Pasal 33 ayat (3) menyebutkan bahwa bumi dan air dan kekayaan alam yang terkandung di dalamnya dikuasai oleh negara dan dipergunakan untuk sebesar-besar kemakmuran rakyat Indonesia.
BBM dianggap sebagai kekayaan alam yang terkandung di dalam bumi dan harus dipergunakan/dibelanjakan untuk mencukupi kebutuhan rakyatnya. Oleh karena itu, BBM sebagai barang publik yang harus disediakan pemerintah dalam rangka pelaksanaan penyediaan layanan umum bagi seluruh warga negara bukan cuma orang miskin semata.
Sebab menjadi tidak adil rasanya kalau orang kaya dinyatakan tidak berhak menikmati Subsidi sementara mereka juga ikut berkontribusi mengisi pundi-pundi Anggaran Pendapatan dan Belanja Negara.Mengapa mereka seperti diharamkan menikmati harga BBM yang murah harganya? Toh mereka telah berkontribusi untuk mengisi APBN melalui pajak yang dibayarkan kepada negara.
Bahkan dalam ekonomi neolib saja dikenal adanya kegiatan Marketing “Cash Back” yaitu imbalan bagi mereka yang mau membayar/menunaikan kewajibannya.
Kalau Pemerintah mau repot sedikit saja masih banyak kebijakan lain yang ditempuh untuk orang kaya tanpa menggugat hak mereka ikut menikmati harga BBM murah, seperti mengenakan Pajak Kenderaan Mobil, kan bisa ditambah komponen pajaknya yaitu Subsidi BBM yang dipungut setiap perpanjangan STNK dan sebagainya.

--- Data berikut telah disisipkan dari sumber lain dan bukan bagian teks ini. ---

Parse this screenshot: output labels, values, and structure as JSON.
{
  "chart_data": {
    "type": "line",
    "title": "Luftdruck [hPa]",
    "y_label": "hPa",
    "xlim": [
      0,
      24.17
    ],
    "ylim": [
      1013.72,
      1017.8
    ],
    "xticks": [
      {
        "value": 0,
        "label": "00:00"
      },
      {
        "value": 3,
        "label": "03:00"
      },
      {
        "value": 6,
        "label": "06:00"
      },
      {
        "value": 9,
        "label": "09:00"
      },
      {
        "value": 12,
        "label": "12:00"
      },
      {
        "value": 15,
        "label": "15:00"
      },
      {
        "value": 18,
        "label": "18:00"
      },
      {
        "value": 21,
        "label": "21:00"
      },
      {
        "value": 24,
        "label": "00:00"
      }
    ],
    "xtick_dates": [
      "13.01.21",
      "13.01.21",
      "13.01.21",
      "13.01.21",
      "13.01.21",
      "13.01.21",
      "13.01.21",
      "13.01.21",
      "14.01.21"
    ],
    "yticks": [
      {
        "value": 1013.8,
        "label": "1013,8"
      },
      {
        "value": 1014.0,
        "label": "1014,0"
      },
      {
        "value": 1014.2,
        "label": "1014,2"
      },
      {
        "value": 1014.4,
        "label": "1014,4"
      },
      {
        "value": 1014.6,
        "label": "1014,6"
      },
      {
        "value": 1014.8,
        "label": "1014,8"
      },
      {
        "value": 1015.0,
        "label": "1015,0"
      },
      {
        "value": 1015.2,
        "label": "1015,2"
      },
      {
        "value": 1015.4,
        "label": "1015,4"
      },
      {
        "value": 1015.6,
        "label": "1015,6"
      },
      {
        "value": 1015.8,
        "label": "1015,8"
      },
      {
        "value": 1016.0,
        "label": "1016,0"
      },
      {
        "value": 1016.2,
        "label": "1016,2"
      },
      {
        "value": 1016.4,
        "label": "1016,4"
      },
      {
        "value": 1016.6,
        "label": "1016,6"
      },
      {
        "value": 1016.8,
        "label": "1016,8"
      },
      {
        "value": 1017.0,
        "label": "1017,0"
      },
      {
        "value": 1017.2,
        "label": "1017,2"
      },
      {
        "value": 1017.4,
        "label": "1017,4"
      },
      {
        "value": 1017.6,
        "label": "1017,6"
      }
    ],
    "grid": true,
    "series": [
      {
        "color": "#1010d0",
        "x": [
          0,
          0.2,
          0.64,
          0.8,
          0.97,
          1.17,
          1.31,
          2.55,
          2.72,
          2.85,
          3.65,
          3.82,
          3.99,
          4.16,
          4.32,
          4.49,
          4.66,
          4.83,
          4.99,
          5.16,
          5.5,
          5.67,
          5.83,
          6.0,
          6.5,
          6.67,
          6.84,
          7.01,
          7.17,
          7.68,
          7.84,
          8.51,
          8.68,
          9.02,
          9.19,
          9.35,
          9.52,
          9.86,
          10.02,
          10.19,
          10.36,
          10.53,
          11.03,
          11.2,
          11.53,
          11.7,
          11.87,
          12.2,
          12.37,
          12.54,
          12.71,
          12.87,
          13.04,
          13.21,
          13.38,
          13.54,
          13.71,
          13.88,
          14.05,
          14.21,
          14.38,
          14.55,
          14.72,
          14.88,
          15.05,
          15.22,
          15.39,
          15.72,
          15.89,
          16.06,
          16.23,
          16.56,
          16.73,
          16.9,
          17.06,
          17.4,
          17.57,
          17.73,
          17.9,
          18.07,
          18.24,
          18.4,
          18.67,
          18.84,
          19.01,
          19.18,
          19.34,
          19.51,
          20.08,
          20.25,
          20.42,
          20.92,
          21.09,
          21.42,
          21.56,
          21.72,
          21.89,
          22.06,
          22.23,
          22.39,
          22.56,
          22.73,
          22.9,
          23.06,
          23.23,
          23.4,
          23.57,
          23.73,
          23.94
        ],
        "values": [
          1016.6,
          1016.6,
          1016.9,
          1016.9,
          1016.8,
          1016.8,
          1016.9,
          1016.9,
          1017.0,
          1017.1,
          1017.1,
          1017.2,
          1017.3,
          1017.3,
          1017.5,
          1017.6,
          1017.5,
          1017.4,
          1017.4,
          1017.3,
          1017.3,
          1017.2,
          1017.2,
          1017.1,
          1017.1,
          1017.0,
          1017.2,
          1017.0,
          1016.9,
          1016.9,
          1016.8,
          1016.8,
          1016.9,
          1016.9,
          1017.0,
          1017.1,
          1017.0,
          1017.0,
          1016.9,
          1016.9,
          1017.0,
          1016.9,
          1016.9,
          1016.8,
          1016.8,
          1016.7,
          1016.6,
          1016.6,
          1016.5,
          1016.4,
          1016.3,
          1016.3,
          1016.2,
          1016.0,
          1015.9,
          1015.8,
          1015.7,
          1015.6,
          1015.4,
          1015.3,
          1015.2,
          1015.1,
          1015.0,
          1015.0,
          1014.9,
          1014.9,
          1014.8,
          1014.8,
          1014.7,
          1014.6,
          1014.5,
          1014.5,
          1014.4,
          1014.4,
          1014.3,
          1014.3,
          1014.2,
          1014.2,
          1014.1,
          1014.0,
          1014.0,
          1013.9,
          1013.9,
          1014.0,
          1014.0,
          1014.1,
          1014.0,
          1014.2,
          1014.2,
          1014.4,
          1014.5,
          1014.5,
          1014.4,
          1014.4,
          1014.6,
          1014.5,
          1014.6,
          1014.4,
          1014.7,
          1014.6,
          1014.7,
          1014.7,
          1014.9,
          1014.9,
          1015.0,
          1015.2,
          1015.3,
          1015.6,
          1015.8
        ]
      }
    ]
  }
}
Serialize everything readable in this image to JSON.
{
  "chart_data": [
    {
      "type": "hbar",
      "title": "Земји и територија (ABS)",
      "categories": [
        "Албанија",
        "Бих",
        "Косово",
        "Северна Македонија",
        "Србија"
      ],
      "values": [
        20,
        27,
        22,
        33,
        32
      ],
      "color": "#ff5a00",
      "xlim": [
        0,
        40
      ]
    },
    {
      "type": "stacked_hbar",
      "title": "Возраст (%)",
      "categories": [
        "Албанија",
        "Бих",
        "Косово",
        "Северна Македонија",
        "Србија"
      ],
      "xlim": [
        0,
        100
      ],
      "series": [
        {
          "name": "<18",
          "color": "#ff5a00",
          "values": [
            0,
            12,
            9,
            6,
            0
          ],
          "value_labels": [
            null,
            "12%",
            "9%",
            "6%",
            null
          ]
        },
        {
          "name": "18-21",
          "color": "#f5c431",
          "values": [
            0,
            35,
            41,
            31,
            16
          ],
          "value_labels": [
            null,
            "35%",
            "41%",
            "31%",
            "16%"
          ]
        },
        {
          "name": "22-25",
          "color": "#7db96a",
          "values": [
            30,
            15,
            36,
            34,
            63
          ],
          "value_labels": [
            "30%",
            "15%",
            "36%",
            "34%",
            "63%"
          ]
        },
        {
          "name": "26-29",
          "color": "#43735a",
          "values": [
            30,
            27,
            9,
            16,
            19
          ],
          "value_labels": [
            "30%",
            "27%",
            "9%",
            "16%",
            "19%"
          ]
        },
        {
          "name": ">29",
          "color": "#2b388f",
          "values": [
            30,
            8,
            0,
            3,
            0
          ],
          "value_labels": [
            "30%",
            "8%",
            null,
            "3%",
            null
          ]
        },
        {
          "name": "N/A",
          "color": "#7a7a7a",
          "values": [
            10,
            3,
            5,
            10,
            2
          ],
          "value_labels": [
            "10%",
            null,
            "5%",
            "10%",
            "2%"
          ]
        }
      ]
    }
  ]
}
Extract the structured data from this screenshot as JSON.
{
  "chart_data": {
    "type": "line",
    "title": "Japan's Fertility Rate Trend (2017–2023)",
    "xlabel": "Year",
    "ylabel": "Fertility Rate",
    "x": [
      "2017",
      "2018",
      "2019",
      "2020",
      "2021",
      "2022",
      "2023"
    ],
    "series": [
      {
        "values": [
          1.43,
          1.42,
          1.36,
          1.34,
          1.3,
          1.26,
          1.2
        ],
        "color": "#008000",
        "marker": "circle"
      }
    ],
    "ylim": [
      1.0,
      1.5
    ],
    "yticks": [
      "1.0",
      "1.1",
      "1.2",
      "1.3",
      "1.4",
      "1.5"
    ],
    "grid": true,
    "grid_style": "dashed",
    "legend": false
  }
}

Jelas kiranya bahwa subsidi BBM sebenarnya merupakan hak setiap warga negara sebagai konsekuensi dari tugas Pemerintah dan tugas negara untuk mensejahterakan rakyatnya. Juga sebagai konsekuensi adanya kekayaan sumberdaya alam yang harus dinikmati secara adil oleh seluruh warga bangsa.
Jika filosofi tersebut dipahami oleh para penyelenggara negara maka maka kenaikan harga BBM sesungguhnya menjadi suatu kebijakan yang memalukan karena berarti para penyelenggara negara telah gagal mengemban amanah untuk mensejahterakan rakyatnya.
Dalam kaitan ini kita sering mendengar adanya alasan Pemerintah menaikkan harga BBM karena dinilai subsidi tidak tepat sasaran (dinikmati oleh kalangan tertentu saja). Kalau memang demikian kenyatannya bukankah hal ini menunjukkan adanya kelemahan Pemerintah sendiri dalam mendistribusikan BBM bersubsidi yang menjadi kewenangannya?
Bukankah sudah menjadi tugas penyelenggara negara yang telah di gaji oleh rakyat untuk memikirkan penyediaan dan distribusi BBM agar tetap aman untuk dapat dinikmati oleh seluruh rakyat Indonesia?
Sekali lagi, subsidi BBM merupakan penerapan konsep kebijakan yang sangat nyata yang masih tersisa yang diamanahkan dalam Pembukaan/UUD 45, tentang suatu kebijakan yang berkeadilan sosial bagi seluruh rakyat Indonesia.